The screenshot's TianoCore logo will look identical (it's the same firmware), but `serial.log` and a manual `xxd` of the VARS file will show the test keyring's `aeae...` owner GUID — proving the custom PK is what OVMF will reach for during signature verification, rather than the Microsoft-enrolled keys.

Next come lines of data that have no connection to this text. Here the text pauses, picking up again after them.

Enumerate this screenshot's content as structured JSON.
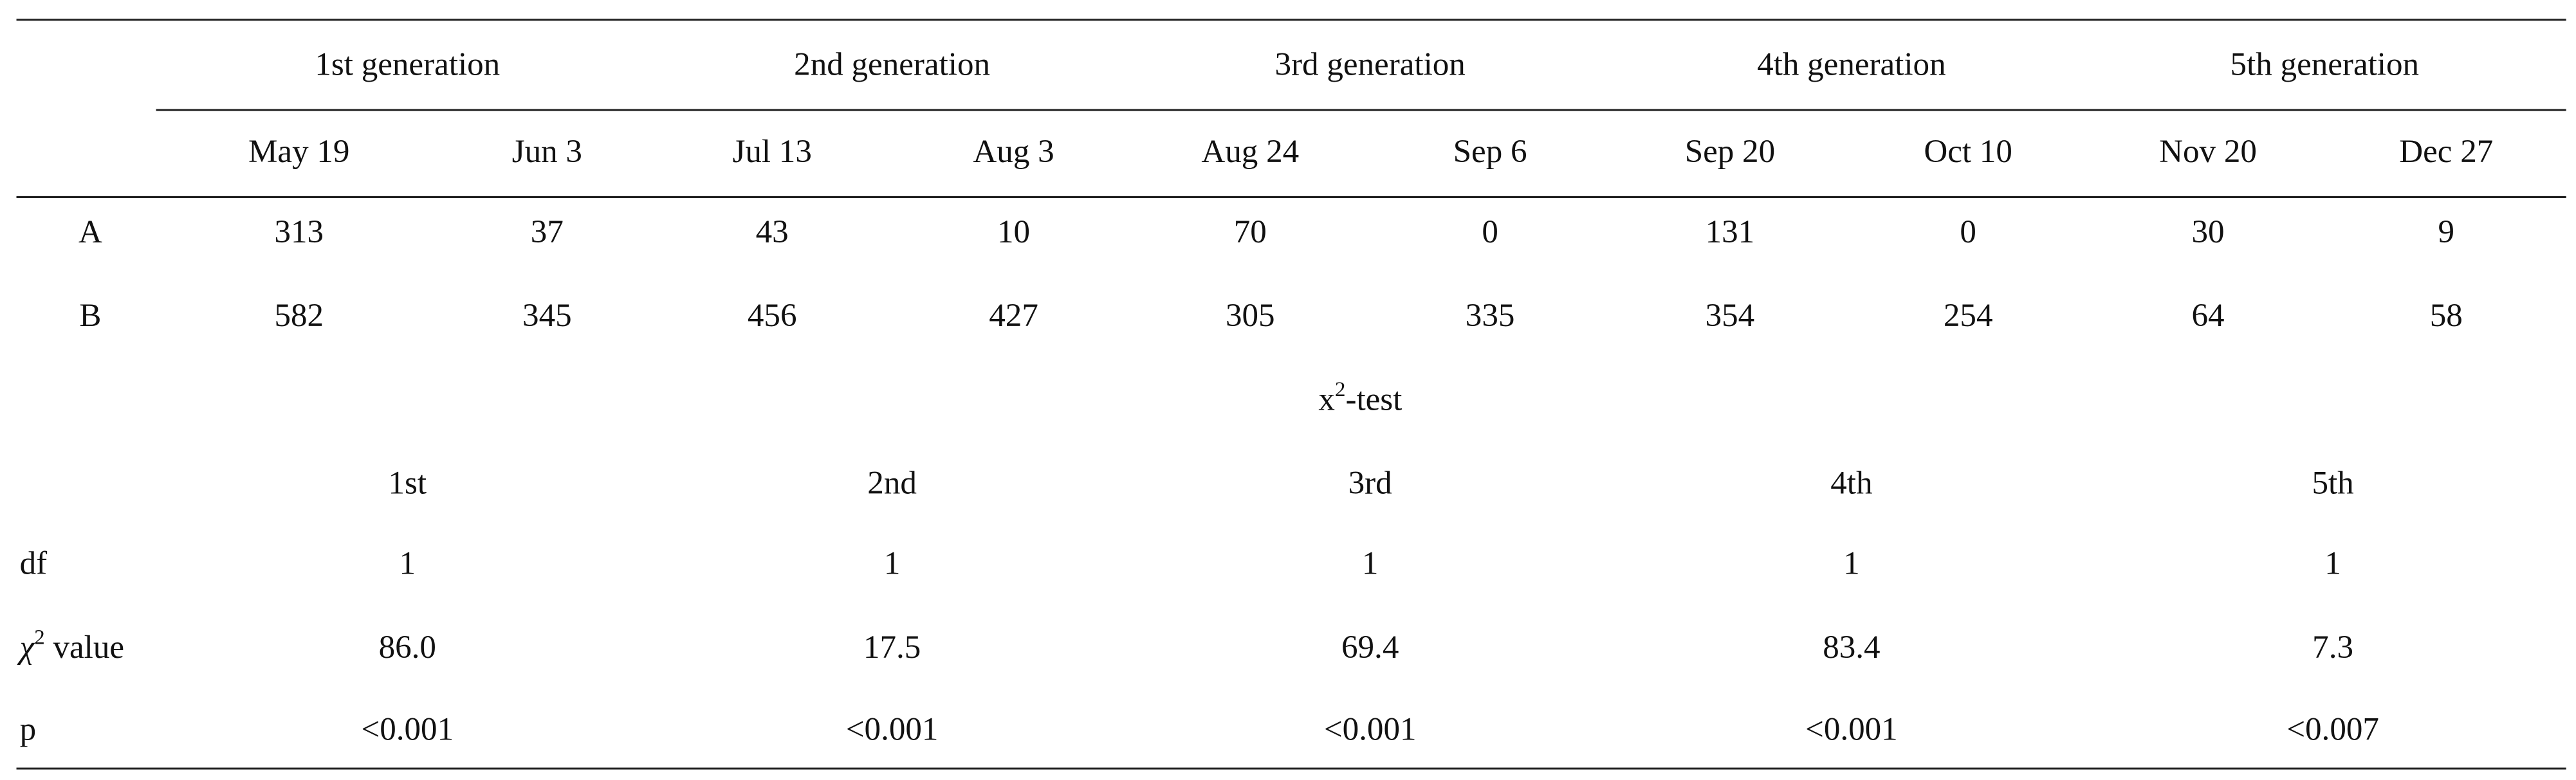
{
  "table": {
    "generations": [
      "1st generation",
      "2nd generation",
      "3rd generation",
      "4th generation",
      "5th generation"
    ],
    "dates": [
      "May 19",
      "Jun 3",
      "Jul 13",
      "Aug 3",
      "Aug 24",
      "Sep 6",
      "Sep 20",
      "Oct 10",
      "Nov 20",
      "Dec 27"
    ],
    "rows": [
      {
        "label": "A",
        "values": [
          "313",
          "37",
          "43",
          "10",
          "70",
          "0",
          "131",
          "0",
          "30",
          "9"
        ]
      },
      {
        "label": "B",
        "values": [
          "582",
          "345",
          "456",
          "427",
          "305",
          "335",
          "354",
          "254",
          "64",
          "58"
        ]
      }
    ],
    "chi_test": {
      "title": {
        "base": "x",
        "sup": "2",
        "rest": "-test"
      },
      "columns": [
        "1st",
        "2nd",
        "3rd",
        "4th",
        "5th"
      ],
      "rows": [
        {
          "label": "df",
          "values": [
            "1",
            "1",
            "1",
            "1",
            "1"
          ]
        },
        {
          "label": {
            "symbol": "χ",
            "sup": "2",
            "rest": " value"
          },
          "values": [
            "86.0",
            "17.5",
            "69.4",
            "83.4",
            "7.3"
          ]
        },
        {
          "label": "p",
          "values": [
            "<0.001",
            "<0.001",
            "<0.001",
            "<0.001",
            "<0.007"
          ]
        }
      ]
    }
  }
}
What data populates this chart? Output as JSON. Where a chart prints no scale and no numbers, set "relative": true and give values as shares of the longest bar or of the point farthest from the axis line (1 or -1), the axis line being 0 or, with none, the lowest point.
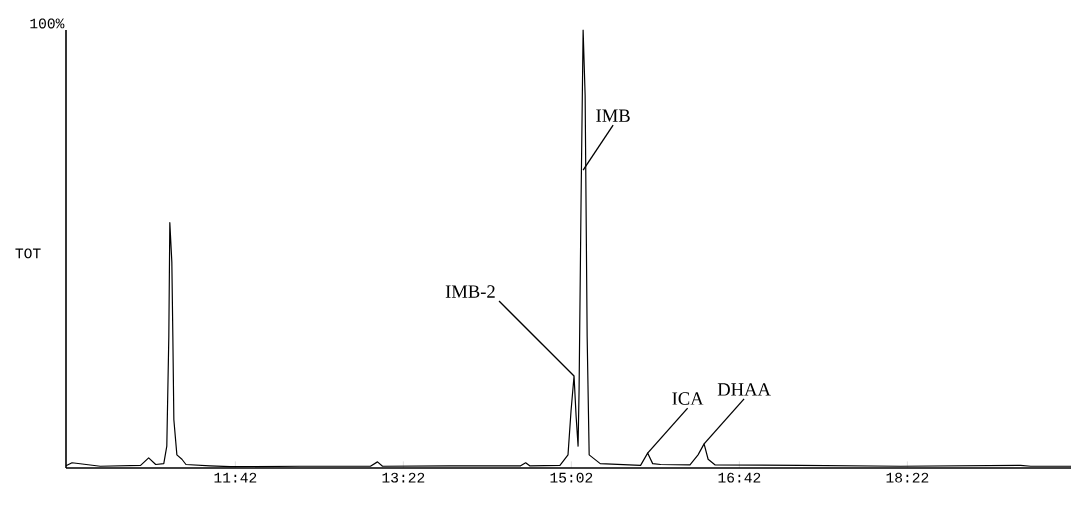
{
  "chart_data": {
    "type": "line",
    "ylabel": "TOT",
    "relative": true,
    "line_style": "solid",
    "marker": "none",
    "grid": false,
    "x": [
      10.02,
      10.08,
      10.36,
      10.76,
      10.84,
      10.91,
      10.99,
      11.02,
      11.04,
      11.05,
      11.07,
      11.08,
      11.09,
      11.12,
      11.17,
      11.21,
      11.45,
      11.65,
      12.34,
      13.04,
      13.11,
      13.16,
      13.83,
      14.53,
      14.58,
      14.62,
      14.92,
      15.0,
      15.03,
      15.06,
      15.08,
      15.1,
      15.11,
      15.13,
      15.15,
      15.17,
      15.19,
      15.21,
      15.32,
      15.72,
      15.79,
      15.84,
      15.92,
      16.21,
      16.29,
      16.35,
      16.39,
      16.46,
      17.3,
      18.3,
      19.49,
      19.59,
      19.99
    ],
    "series": [
      {
        "color": "#000000",
        "values": [
          0.005,
          0.012,
          0.004,
          0.006,
          0.023,
          0.008,
          0.01,
          0.05,
          0.3,
          0.56,
          0.47,
          0.3,
          0.11,
          0.03,
          0.02,
          0.008,
          0.005,
          0.003,
          0.004,
          0.004,
          0.014,
          0.004,
          0.005,
          0.005,
          0.012,
          0.005,
          0.006,
          0.03,
          0.13,
          0.21,
          0.12,
          0.05,
          0.18,
          0.62,
          1.0,
          0.85,
          0.3,
          0.03,
          0.01,
          0.006,
          0.034,
          0.01,
          0.008,
          0.007,
          0.03,
          0.055,
          0.02,
          0.007,
          0.006,
          0.004,
          0.006,
          0.004,
          0.004
        ]
      }
    ],
    "xlim": [
      10.02,
      19.99
    ],
    "xticks": [
      {
        "value": 11.7,
        "label": "11:42"
      },
      {
        "value": 13.3667,
        "label": "13:22"
      },
      {
        "value": 15.0333,
        "label": "15:02"
      },
      {
        "value": 16.7,
        "label": "16:42"
      },
      {
        "value": 18.3667,
        "label": "18:22"
      }
    ],
    "annotations": [
      "100%",
      {
        "text": "IMB-2",
        "x": 15.06,
        "y": 0.21
      },
      {
        "text": "IMB",
        "x": 15.15,
        "y": 0.68
      },
      {
        "text": "ICA",
        "x": 15.79,
        "y": 0.034
      },
      {
        "text": "DHAA",
        "x": 16.35,
        "y": 0.055
      }
    ]
  }
}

You can also combine `--vars-template` with `--usb` to verify a signed-rescue stick boots under the custom keyring:

```bash
sudo ./scripts/visual-verify-boot.sh \
    --vars-template work/visual/custom-pk.fd \
    --usb /dev/disk/by-id/usb-SanDisk_Cruzer_4C530001240922109173-0:0
```

## Limitations

- **Not in CI.** The script needs a graphical-capable QEMU build and ~2 GB of RAM on the runner; both are present on `ubuntu-latest` GitHub runners but the test would add ~30 s per CI run for marginal value over the existing serial-landmark tests. The script is operator-run only.
- **No interactive automation.** The script captures one screenshot at a single checkpoint. It doesn't drive the boot manager, type into shell, or chain screenshots across boot stages. A future scenario could send keystrokes via `sendkey` and screenshot at multiple checkpoints.
- **Empty-stick is empty.** OVMF boots, fails to find a bootloader, and exits. To verify a full GRUB / kernel handoff, you need a real signed-rescue stick image (or wire one up via the harness's existing `signed-boot-ubuntu` scenario, which uses serial-landmark assertions instead of screenshots).